Mean values of all traits were used to calculate heat susceptible index (HSI). Almost 7.7% genotypes showed HSI < 0.5 for SW and 23% genotypes showed HSI < 0.5 for SL. Phenotypic data of all 194 wheat cultivars used in this study under control and heat stress conditions is given in Supplementary Table 4.

SNP marker distribution and statistics

In total 66,836 SNP markers were genotyped with 50 K SNP array. After quality control, 38 markers were removed having missing data and 14,188 markers were removed with MAF <0.05. Subsequently, 52,610 SNPs were used for GWAS. The SNPs were distributed on all chromosomes with maximum number of SNPs on chr2B (n = 3,510) and least number of SNPs on chr4D (n = 1,210). Highest number of SNPs were distributed on B-genome (20,636) followed by (18,564) on A-genome and (13,408) on D-genome. Genotypic data as HapMap file for all wheat cultivars used in this study is given in Supplementary Table 3.
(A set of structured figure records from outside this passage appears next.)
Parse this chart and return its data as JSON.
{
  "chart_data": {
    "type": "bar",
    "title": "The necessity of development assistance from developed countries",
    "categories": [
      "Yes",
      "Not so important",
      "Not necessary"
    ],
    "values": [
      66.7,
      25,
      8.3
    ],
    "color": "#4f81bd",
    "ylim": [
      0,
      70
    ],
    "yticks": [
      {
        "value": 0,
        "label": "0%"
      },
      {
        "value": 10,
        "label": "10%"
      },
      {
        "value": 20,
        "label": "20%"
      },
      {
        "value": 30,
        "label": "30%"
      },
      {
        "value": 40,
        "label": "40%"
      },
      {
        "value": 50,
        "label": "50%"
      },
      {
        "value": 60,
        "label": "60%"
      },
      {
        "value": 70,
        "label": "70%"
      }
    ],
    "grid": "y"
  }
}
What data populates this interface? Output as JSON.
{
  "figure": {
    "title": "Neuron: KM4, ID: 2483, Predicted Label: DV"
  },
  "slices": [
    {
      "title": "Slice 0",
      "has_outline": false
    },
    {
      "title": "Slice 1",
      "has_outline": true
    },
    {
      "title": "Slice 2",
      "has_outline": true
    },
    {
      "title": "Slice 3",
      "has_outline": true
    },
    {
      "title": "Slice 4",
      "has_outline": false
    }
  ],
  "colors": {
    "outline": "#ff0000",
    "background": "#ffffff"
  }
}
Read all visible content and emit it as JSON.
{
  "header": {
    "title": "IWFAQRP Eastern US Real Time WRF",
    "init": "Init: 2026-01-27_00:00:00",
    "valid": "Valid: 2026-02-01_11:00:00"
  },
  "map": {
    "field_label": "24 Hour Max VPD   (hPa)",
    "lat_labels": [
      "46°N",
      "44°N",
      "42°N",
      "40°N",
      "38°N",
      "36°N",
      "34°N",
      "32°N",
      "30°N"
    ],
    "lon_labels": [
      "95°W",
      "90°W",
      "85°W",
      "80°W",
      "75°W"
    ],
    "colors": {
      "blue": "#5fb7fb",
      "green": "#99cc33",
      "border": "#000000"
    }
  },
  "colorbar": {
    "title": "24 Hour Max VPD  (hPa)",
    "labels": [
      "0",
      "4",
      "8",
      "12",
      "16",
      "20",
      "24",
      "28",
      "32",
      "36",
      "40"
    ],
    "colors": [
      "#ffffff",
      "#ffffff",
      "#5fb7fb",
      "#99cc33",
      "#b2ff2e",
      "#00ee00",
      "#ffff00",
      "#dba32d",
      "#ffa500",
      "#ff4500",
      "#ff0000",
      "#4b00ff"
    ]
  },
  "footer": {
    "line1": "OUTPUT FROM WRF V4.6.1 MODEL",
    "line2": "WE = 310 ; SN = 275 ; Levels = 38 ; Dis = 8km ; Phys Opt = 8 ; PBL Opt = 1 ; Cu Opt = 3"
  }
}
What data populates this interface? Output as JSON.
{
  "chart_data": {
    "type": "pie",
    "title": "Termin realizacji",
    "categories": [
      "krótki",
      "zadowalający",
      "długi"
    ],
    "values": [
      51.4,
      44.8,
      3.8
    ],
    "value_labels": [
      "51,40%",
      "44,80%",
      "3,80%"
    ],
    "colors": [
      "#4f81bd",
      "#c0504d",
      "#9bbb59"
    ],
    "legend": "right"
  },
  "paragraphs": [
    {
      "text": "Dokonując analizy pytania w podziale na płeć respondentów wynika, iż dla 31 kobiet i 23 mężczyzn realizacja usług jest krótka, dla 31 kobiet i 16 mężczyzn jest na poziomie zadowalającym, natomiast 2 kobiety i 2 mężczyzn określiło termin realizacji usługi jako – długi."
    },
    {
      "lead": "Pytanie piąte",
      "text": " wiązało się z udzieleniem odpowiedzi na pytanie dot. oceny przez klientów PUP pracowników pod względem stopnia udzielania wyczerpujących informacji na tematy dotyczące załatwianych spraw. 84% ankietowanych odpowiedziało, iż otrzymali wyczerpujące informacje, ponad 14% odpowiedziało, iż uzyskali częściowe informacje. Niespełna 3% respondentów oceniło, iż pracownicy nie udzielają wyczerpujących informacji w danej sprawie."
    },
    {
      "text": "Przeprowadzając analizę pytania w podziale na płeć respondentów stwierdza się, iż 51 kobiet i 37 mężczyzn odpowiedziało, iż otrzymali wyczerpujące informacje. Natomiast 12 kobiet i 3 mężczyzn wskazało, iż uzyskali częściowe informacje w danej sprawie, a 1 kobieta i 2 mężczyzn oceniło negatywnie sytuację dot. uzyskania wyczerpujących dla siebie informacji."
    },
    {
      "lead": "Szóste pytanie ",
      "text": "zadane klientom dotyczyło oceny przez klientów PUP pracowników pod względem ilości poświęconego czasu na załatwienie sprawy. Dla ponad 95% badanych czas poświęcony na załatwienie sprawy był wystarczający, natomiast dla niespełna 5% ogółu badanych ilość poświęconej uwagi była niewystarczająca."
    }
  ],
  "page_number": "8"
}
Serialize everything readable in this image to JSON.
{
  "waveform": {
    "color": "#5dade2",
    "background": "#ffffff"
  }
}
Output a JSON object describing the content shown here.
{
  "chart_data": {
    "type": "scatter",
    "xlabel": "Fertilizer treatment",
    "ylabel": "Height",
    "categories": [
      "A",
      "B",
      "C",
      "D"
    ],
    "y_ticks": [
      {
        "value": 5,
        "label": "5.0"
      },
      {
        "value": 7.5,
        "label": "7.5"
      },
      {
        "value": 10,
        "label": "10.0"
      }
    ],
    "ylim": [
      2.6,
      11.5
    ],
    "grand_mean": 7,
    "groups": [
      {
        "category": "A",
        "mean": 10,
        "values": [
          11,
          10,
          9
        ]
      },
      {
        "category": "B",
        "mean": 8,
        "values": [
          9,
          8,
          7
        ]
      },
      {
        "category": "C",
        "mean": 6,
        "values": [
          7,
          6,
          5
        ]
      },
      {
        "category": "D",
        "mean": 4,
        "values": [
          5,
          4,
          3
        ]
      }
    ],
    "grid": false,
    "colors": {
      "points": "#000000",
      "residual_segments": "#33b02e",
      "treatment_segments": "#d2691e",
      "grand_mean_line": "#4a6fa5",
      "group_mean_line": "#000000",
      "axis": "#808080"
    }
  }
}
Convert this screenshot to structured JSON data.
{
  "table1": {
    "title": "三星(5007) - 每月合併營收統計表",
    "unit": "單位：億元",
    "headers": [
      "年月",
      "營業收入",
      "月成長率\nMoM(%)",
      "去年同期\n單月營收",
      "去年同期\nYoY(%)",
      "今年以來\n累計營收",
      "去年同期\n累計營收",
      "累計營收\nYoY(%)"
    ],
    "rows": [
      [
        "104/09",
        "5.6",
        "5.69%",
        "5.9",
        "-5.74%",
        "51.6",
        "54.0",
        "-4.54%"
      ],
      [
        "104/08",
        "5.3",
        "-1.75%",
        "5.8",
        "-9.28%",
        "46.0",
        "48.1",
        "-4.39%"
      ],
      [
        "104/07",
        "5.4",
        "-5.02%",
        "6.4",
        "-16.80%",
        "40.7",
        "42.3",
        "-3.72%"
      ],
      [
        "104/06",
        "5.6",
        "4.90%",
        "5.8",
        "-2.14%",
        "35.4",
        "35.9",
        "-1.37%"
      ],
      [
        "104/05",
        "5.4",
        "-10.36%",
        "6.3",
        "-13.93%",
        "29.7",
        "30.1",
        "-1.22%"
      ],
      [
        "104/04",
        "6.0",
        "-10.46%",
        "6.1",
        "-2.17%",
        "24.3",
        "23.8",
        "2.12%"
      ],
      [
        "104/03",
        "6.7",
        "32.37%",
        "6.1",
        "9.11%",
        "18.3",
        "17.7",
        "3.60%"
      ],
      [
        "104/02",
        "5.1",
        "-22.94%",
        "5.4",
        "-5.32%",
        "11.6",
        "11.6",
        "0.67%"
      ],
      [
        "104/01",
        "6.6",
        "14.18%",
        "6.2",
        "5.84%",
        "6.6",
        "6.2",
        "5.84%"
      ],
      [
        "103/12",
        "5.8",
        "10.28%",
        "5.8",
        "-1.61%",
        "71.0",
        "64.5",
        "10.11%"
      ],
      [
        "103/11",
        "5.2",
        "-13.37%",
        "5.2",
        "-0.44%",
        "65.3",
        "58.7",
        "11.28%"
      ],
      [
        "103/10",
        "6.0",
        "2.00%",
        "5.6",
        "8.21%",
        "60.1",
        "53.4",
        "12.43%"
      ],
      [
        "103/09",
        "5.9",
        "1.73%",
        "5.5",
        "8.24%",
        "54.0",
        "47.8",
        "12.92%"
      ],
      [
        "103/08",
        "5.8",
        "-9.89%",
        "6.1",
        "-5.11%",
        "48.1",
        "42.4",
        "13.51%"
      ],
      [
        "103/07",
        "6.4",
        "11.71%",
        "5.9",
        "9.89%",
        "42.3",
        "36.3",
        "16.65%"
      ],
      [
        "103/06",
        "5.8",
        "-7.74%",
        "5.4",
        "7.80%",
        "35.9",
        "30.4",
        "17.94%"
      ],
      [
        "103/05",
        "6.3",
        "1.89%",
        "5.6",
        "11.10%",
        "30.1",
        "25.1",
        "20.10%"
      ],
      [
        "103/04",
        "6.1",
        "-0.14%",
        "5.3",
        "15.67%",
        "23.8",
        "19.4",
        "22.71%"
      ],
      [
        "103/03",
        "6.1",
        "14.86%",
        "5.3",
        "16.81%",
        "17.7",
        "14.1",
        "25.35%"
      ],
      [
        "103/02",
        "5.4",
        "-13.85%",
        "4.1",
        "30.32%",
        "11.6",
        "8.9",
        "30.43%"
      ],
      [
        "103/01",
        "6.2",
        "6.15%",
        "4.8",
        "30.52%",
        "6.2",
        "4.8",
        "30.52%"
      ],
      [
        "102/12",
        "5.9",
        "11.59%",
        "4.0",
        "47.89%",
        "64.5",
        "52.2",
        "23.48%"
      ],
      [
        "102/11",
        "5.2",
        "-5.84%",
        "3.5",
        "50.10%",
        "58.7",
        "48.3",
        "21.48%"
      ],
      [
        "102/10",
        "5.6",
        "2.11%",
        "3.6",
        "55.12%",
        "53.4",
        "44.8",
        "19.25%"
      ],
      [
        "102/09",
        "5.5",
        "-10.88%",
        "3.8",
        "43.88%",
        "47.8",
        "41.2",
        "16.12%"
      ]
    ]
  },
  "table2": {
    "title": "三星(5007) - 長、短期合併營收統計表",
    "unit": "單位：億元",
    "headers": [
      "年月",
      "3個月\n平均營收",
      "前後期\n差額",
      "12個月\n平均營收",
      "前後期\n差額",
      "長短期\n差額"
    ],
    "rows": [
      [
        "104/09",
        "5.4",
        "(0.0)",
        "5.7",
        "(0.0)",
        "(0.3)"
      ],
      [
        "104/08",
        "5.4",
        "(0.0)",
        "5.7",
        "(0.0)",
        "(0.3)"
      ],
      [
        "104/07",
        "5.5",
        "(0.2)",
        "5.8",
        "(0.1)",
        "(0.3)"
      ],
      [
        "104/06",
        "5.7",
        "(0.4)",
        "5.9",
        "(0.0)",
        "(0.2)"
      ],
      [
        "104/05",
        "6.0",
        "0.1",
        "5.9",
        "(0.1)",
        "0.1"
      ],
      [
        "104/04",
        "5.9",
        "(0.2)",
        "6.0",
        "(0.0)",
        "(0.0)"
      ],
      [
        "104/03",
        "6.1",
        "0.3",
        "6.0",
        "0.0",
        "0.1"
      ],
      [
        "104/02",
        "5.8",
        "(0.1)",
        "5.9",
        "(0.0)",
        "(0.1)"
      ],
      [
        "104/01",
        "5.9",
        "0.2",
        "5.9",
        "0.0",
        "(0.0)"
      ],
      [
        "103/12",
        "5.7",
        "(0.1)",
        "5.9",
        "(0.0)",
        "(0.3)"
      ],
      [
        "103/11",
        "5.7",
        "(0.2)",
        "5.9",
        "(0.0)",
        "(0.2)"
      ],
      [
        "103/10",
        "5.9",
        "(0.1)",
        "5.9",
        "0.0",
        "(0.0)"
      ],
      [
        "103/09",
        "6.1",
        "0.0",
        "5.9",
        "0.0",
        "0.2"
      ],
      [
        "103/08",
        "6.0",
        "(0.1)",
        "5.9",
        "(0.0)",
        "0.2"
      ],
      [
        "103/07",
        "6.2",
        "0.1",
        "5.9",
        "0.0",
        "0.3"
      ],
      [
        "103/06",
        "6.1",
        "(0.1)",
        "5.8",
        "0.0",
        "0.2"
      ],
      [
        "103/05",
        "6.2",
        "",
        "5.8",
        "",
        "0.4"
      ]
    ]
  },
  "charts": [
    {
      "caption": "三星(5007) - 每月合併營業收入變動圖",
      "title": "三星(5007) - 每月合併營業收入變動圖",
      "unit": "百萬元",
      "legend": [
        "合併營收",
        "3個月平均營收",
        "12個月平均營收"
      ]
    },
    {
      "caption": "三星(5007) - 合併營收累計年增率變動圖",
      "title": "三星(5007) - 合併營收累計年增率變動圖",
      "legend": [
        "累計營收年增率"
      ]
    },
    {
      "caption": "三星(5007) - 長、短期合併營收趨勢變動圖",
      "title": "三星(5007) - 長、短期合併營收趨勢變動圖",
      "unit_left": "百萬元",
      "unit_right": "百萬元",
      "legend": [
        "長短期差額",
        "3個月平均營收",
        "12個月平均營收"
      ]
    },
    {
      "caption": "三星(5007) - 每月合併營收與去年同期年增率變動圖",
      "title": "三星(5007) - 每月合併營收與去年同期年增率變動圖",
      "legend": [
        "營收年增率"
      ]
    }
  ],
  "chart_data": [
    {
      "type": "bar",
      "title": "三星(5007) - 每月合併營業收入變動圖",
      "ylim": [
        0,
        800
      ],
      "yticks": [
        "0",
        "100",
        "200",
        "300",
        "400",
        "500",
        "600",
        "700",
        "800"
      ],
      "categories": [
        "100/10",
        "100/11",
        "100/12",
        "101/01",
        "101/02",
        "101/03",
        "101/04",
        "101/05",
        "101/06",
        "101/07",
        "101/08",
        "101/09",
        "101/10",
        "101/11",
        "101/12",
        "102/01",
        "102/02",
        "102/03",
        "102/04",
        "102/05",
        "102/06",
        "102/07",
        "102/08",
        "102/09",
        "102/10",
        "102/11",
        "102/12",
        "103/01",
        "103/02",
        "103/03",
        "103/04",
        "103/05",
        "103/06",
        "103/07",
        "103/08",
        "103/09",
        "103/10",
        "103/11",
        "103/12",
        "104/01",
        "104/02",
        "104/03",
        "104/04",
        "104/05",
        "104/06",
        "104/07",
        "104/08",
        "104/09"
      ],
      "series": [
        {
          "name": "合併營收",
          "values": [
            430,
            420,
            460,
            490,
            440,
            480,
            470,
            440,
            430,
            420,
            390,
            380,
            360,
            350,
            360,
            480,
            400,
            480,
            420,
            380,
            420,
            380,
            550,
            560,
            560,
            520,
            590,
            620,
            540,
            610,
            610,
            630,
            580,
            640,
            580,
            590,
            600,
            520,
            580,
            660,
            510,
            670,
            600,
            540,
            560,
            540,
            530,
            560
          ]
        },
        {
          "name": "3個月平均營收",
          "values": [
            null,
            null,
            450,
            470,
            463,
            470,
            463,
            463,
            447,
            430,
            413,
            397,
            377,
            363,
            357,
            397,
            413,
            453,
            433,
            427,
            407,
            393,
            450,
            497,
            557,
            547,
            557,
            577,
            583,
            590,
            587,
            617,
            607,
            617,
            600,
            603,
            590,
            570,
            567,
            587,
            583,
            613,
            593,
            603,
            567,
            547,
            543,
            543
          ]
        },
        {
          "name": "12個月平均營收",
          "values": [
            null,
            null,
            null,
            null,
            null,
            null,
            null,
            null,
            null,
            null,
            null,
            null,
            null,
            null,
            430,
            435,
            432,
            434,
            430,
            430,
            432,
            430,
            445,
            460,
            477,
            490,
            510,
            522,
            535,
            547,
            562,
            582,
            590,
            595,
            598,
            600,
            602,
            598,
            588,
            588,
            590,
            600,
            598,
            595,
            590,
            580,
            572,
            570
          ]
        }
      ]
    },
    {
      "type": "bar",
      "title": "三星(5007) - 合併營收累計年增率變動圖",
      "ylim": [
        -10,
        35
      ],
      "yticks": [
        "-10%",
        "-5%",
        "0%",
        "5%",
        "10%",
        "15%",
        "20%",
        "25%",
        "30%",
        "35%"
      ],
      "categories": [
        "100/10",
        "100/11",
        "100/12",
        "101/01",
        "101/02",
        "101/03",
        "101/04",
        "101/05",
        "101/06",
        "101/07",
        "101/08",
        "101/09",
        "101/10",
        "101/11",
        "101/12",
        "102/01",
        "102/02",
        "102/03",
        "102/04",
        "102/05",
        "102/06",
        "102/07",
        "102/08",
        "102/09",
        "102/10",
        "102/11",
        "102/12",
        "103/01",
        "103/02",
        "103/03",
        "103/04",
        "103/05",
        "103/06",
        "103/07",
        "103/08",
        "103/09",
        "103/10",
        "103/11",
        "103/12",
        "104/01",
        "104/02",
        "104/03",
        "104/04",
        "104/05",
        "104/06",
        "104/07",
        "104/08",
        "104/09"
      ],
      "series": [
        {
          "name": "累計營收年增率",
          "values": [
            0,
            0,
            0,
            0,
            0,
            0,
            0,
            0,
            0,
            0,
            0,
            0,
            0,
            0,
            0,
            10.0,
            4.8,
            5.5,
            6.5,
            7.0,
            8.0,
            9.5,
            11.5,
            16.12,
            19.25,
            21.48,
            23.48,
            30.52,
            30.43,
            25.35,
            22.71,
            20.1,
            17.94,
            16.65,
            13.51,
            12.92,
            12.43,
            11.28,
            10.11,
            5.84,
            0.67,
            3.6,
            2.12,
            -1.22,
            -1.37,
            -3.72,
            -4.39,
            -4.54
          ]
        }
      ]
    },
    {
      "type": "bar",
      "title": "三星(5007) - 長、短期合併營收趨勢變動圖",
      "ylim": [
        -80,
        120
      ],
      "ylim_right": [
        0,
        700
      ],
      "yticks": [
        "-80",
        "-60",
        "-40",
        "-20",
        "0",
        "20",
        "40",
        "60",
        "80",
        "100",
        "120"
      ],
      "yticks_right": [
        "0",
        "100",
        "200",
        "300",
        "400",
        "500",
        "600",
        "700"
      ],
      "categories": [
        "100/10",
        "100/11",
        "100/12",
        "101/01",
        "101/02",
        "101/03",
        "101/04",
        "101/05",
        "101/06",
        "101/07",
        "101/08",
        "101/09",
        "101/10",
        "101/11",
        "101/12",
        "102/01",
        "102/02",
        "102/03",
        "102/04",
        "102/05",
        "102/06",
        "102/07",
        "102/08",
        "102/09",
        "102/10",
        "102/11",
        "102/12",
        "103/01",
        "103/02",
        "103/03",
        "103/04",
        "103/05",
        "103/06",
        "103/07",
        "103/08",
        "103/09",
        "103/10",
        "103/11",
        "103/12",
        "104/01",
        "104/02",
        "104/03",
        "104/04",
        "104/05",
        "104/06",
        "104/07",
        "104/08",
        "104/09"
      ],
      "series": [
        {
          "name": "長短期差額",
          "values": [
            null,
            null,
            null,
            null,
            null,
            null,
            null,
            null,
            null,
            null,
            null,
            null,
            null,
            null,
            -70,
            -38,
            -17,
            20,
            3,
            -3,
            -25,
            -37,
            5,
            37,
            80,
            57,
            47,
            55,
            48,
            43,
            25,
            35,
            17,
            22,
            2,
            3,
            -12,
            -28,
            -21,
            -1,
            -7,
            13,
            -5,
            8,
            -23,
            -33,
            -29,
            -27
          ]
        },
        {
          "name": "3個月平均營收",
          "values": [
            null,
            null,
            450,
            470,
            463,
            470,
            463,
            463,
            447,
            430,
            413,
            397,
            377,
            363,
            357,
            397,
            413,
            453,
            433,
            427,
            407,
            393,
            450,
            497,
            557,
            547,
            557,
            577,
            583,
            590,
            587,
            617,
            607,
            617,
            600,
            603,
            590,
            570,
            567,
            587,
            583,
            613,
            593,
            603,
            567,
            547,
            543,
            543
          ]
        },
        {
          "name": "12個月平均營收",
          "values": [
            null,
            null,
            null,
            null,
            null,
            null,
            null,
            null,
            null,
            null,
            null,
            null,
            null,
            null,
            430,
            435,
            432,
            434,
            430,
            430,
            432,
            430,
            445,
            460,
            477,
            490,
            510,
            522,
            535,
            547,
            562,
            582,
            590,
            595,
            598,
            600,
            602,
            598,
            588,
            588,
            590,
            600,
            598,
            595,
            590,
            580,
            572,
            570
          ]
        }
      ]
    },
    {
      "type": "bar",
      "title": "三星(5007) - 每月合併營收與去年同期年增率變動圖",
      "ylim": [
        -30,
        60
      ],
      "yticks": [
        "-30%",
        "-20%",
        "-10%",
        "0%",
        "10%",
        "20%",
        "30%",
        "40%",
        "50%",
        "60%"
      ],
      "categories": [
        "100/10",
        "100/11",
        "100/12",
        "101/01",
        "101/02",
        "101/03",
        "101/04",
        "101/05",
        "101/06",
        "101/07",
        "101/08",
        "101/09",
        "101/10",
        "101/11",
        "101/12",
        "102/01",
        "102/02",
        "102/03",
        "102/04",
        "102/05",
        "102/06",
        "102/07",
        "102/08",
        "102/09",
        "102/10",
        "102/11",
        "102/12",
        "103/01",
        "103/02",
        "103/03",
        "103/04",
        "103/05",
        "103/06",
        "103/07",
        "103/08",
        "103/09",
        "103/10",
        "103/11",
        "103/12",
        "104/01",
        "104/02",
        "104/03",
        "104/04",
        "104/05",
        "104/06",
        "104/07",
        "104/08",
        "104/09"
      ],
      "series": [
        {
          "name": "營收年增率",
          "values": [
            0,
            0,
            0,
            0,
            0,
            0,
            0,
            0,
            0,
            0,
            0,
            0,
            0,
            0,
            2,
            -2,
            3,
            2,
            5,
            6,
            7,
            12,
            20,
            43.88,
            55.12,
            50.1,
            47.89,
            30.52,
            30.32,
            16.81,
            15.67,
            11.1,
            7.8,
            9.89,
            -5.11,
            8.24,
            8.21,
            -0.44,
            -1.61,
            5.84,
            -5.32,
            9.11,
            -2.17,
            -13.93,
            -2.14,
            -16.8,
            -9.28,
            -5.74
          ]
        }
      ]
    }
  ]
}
QTNs associated with HS tolerance at seedling stage

FarmCPU model has the high statistical power to control the false positive therefore we used this model in our study to report QTNs associated with phenotypes. Manhattan plots of all traits under study are presented in Figures 3, 4. SNP markers which were significantly associated with the traits in control and HS conditions are given in Table 2. In total 43 QTNs were identified that were associated with all four traits in control (n = 13) and HS conditions (n = 30). For RL in control condition, two QTNs were identified on chr3A at 721.3 Mb and chr5B at 559.4 Mb (Figure 3A; Table 2). Three QTNs were identified on chr2A, chr3D and chr6D for RL in HS condition (Figure 3B; Table 3).

Figure 3

Manhattan plot showing density of SNP markers associated with root length (A) control condition; (B) HS condition, root weight (C) control condition; (D) HS condition.

Figure 4

Manhattan plot showing density of SNP markers associated with shoot length (A) control condition; (B) HS condition, shoot weight (C) control condition; (D) HS condition.

Table 2

Quantitative Trait Nucleotides (QTNs) associated with RL, RW, SL and SW at seedling stage in control and HS conditions.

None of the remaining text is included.